Such annuities also gained market share, according to the Depository Trust & Clearing Corporation. Nevertheless, flows into qualified annuities–those purchased for company retirement plans and IRAs–continued to far exceed flows into non-qualified annuities.
Net cash flows into non-qualified annuities were negative by more than $550 million last January. The negative numbers declined gradually through the first half of this year and turned slightly positive in July. By September 2012, positive cash flows reached almost $465 million, which was more than double the positive net inflows from September 2011.
This rebound in non-qualified annuities brought their share of all inflows up to 42% in September 2012, vs. only 39% in December 2011. Even so, net cash flows into qualified annuities remained significantly higher than those into non-qualified accounts. In both August and September 2012, net cash flows into qualified annuities were well over $1.5 billion.
In addition to producing such reports on the overall annuity market, DTCC has extended its online “Analytic Reporting for Annuities” information service to provide details on annuity market activity by zip code. The new feature, Territory Management, provides the what, where and how of annuity market activity so users can track their firm’s performance and market share in specific areas.
“Territory Management is designed for broker-dealers and insurance companies to use but advisors also can find it valuable,” Andrew Blumberg, business manager, analytic reporting, for DTCC told Financial Planning. “Advisors can see where business is taking place, so they’ll know where to look for opportunities.”

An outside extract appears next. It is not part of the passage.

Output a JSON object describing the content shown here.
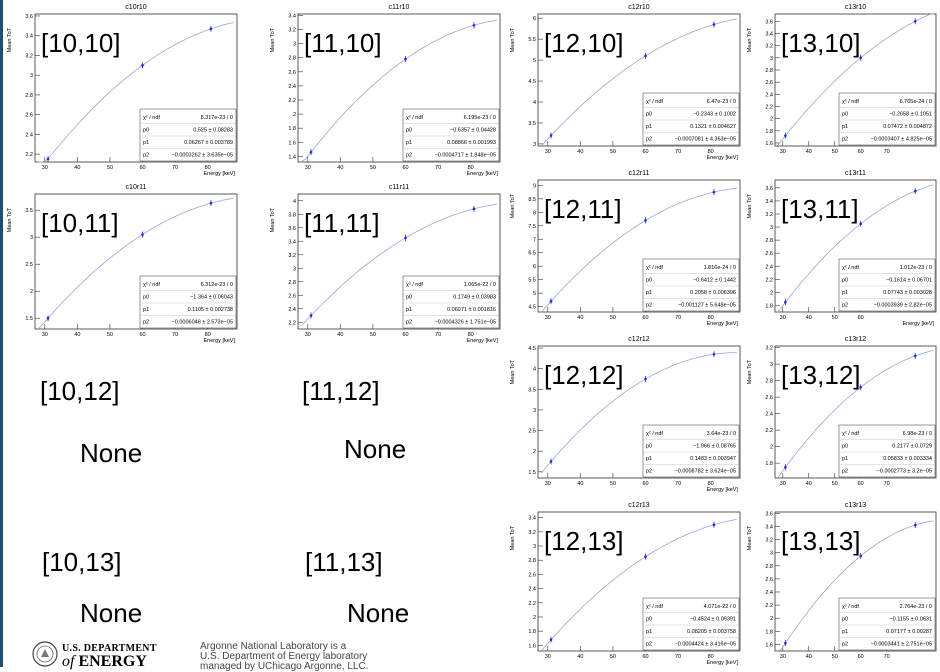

According to Blumberg, DTCC’s new offering breaks out annuity sales by product type within zip codes: fixed, variable, indexed. “Territory Management also shows qualified versus non-qualified sales,” he said. “For qualified accounts, there is a breakdown for 401(k)s, 403(b)s, rollovers IRAs, Roth IRAs, and so on. The more advisors know what’s happening and where, the more prepared they’ll be to do annuity business.”